An essential part of making a horror movie scary again is giving us characters we can actually care about and that don’t deserve to be killed or tortured. This is where both Platinum Dunes Texas Chainsaw pictures excel and a film like Rob Zombie’s Halloween fails miserably. Sadly, this Friday takes the Rob Zombie route. This happens when you mistake nudity and smart ass comments every two seconds for character development. Naturally every character deserves to be killed within the first word that comes out of their mouth. In this film, Trent hilariously comes off as a live action version of one of the Aqua Teen Hunger Force’s “Frat Aliens.” The characters that you do care about are the ones you know are going to be within reaching distance of the closing credits.
On a side note, are today's movie going teens actually caring about these characters? Some of these would-be victims say some raunchy and funny things that make me snicker every once in a while, but does it make me care for them? No. It makes the characters that much more obvious to be the “funny guy who you like, but you know is going to get it.” These characters are simply throwaways. Also, are today's tween, teen, and college females identifying with the “slut who takes her shirt off” characters? I hope not. Finally, casting former pop musician and Dancing with the Stars contestant Willa Ford and known joker character actor Ryan Hansen (from Veronica Mars) does not help to add to the credibility of this film being scary in the slightest. These are the kind of obvious victims and character types that I thought ended when we were given much more quality products like Scream and the like.
On the plus side, the kills (while seen from a mile away every time) are much more inventive than most remakes. A sleeping bag tied shut over a campfire is a highlight. If they had spent as much time on at least some characterization as they did the kills, the cast might be more likable. Each kill is very enjoyable and for the most part isn’t over the top or insanely graphic (funny how Michael Myers is remade with Jason-style kills and Jason is remade with more stealthy thoughtful kills).
Despite having the best production values of the series (and probably being the best made Jason movie of all), I couldn’t tell the difference between this film and any random entry in the original series, be it Jason Lives or A New Beginning. I honestly cared more for the characters in the original two films than I did this one. It didn’t feel like a remake, nor did it feel like it was our first venture. It honestly feels just like another Friday sequel, albeit with a bigger budget, sexier cast, and a better cinematographer.

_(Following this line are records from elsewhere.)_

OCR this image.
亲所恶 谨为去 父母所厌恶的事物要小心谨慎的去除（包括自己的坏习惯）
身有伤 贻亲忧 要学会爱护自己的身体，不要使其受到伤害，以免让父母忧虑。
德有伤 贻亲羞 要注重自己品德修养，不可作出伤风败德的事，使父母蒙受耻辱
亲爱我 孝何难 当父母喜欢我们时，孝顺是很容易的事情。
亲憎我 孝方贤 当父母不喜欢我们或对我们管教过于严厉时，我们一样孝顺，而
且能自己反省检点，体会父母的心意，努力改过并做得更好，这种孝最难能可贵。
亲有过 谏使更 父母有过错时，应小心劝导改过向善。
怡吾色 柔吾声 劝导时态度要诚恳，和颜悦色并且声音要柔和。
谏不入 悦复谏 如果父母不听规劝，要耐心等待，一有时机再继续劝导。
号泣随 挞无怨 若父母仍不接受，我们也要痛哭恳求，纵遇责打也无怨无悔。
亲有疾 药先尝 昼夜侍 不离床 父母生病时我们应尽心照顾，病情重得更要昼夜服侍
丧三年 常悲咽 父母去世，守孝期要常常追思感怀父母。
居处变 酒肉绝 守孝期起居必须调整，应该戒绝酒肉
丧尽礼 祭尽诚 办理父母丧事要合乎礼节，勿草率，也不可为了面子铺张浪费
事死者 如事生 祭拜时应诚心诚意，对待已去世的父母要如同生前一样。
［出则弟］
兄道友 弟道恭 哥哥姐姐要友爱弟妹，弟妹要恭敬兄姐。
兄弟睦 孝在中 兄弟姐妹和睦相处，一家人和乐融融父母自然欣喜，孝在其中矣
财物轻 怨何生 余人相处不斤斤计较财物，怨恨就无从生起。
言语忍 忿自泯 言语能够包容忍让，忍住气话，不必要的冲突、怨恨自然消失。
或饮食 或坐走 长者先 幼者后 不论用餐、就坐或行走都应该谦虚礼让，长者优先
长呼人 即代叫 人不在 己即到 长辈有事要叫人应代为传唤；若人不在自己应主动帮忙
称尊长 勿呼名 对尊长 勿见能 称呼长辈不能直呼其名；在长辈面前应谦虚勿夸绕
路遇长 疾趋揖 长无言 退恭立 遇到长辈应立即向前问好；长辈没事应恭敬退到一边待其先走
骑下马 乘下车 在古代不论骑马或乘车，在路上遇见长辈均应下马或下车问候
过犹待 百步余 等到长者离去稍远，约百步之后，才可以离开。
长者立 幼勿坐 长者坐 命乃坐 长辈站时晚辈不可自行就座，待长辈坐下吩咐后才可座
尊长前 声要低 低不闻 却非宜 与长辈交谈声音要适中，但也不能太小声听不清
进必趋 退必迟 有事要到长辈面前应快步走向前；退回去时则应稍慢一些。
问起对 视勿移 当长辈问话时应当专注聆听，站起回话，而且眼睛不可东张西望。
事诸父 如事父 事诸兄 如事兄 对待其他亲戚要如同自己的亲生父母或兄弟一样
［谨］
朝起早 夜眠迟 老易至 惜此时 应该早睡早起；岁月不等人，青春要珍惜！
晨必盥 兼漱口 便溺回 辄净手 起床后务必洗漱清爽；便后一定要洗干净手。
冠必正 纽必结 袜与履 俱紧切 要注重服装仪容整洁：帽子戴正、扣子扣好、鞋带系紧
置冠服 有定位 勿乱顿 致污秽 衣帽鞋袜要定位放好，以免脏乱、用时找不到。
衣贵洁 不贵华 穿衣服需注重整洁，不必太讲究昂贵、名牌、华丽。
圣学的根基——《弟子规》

There is one last little bit worthy of mention. There is an overabundance of marijuana and marijuana-related referencing in this movie. It is completely unnecessary to many scenes and the entire story. Perhaps this film could serve as a modern day Reefer Madness.
If you’re looking for just another Friday the 13th, or you’re the death enthusiast type that roots for the killer rather then damsel in distress running from said killer, this is definitely up your alley. If you’re looking for some creative reinvention, an engaging story, or you just want to be scared by a little suspense, go ahead and wait. I did have fun, but this was not the film I was looking for it to be.